Алексей Толстой — Князь Михайло Репнин

Без отдыха пирует с дружиной удалой Иван Васильич Грозный под матушкой-Москвой. Ковшами золотыми столов блистает ряд, Разгульные за ними опричники сидят. С вечерни льются вины на царские ковры, Поют ему с полночи лихие гусляры, Поют потехи брани, дела былых времен, И взятие Казани, и Астрахани плен. Но голос прежней славы царя не веселит, Подать себе личину он кравчему велит: «Да здравствуют тиуны, опричники мои! Вы ж громче бейте в струны, баяны-соловьи! Себе личину, други, пусть каждый изберет, Я первый открываю веселый хоровод. За мной, мои тиуны, опричники мои! Вы ж громче бейте в струны, баяны-соловьи!» И все подъяли кубки. Не поднял лишь один; Один не поднял кубка, Михайло князь Репнин. «О царь!
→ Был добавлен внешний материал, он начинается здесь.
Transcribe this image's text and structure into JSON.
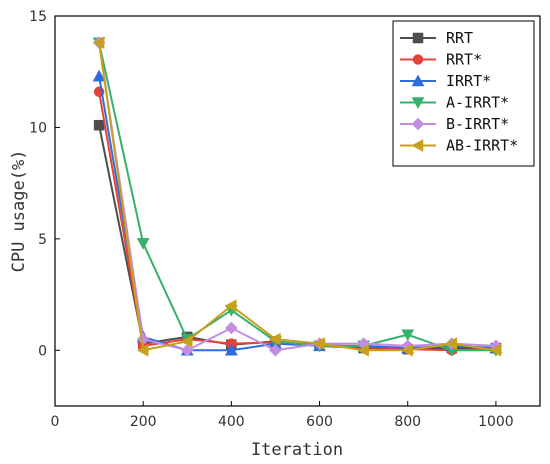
{
  "chart_data": {
    "type": "line",
    "title": "",
    "xlabel": "Iteration",
    "ylabel": "CPU usage(%)",
    "xlim": [
      0,
      1100
    ],
    "ylim": [
      -2.5,
      15
    ],
    "xticks": [
      0,
      200,
      400,
      600,
      800,
      1000
    ],
    "yticks": [
      0,
      5,
      10,
      15
    ],
    "grid": false,
    "legend_position": "top-right",
    "x": [
      100,
      200,
      300,
      400,
      500,
      600,
      700,
      800,
      900,
      1000
    ],
    "series": [
      {
        "name": "RRT",
        "color": "#4d4d4d",
        "marker": "square",
        "values": [
          10.1,
          0.3,
          0.6,
          0.25,
          0.4,
          0.2,
          0.1,
          0.05,
          0.1,
          0.1
        ]
      },
      {
        "name": "RRT*",
        "color": "#e8413a",
        "marker": "circle",
        "values": [
          11.6,
          0.2,
          0.5,
          0.3,
          0.35,
          0.25,
          0.15,
          0.05,
          0.0,
          0.05
        ]
      },
      {
        "name": "IRRT*",
        "color": "#2f6ddc",
        "marker": "triangle-up",
        "values": [
          12.3,
          0.6,
          0.0,
          0.0,
          0.3,
          0.2,
          0.2,
          0.1,
          0.2,
          0.1
        ]
      },
      {
        "name": "A-IRRT*",
        "color": "#36b06b",
        "marker": "triangle-down",
        "values": [
          13.8,
          4.8,
          0.5,
          1.8,
          0.4,
          0.2,
          0.2,
          0.7,
          0.0,
          0.0
        ]
      },
      {
        "name": "B-IRRT*",
        "color": "#c48de4",
        "marker": "diamond",
        "values": [
          13.8,
          0.5,
          0.0,
          1.0,
          0.0,
          0.3,
          0.3,
          0.2,
          0.3,
          0.2
        ]
      },
      {
        "name": "AB-IRRT*",
        "color": "#c9a01c",
        "marker": "triangle-left",
        "values": [
          13.8,
          0.0,
          0.4,
          2.0,
          0.5,
          0.3,
          0.0,
          0.0,
          0.3,
          0.0
        ]
      }
    ]
  }
}
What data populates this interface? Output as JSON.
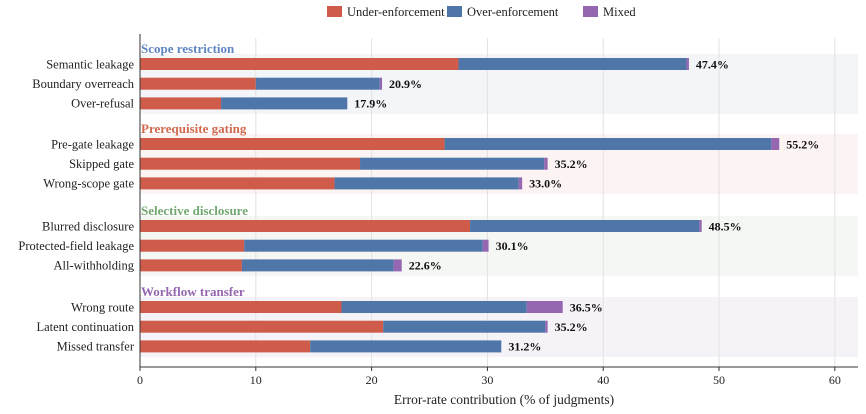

Забыл ты бога, свой сан ты, царь, забыл Опричниной на горе престол свой окружил! Рассыпь державным словом детей бесовских рать! Тебе ли, властелину, здесь в машкаре плясать!» Но царь, нахмуря брови: «В уме ты, знать, ослаб, Или хмелен не в меру? Молчи, строптивый раб! Не возражай ни слова и машкару надень — Или клянусь, что прожил ты свой последний день!» Тут встал и поднял кубок Репнин, правдивый князь: «Опричнина да сгинет!— он рек, перекрестясь.— Да здравствует вовеки наш православный царь! Да правит человеки, как правил ими встарь! Да презрит, как измену, бесстыдной лести глас! Личины ж не надену я в мой последний час!» Он молвил и ногами личину растоптал; Из рук его на землю звенящий кубок пал… «Умри же, дерзновенный!» — царь вскрикнул, разъярясь, И пал, жезлом пронзенный, Репнин, правдивый князь. И вновь подъяты кубки, ковши опять звучат, За длинными столами опричники шумят, И смех их раздается, и пир опять кипит, Но звон ковшей и кубков царя не веселит: «Убил, убил напрасно я верного слугу, Вкушать веселье ныне я боле не могу!» Напрасно льются вины на царские ковры, Поют царю напрасно лихие гусляры, Поют потехи брани, дела былых времен, И взятие Казани, и Астрахани плен.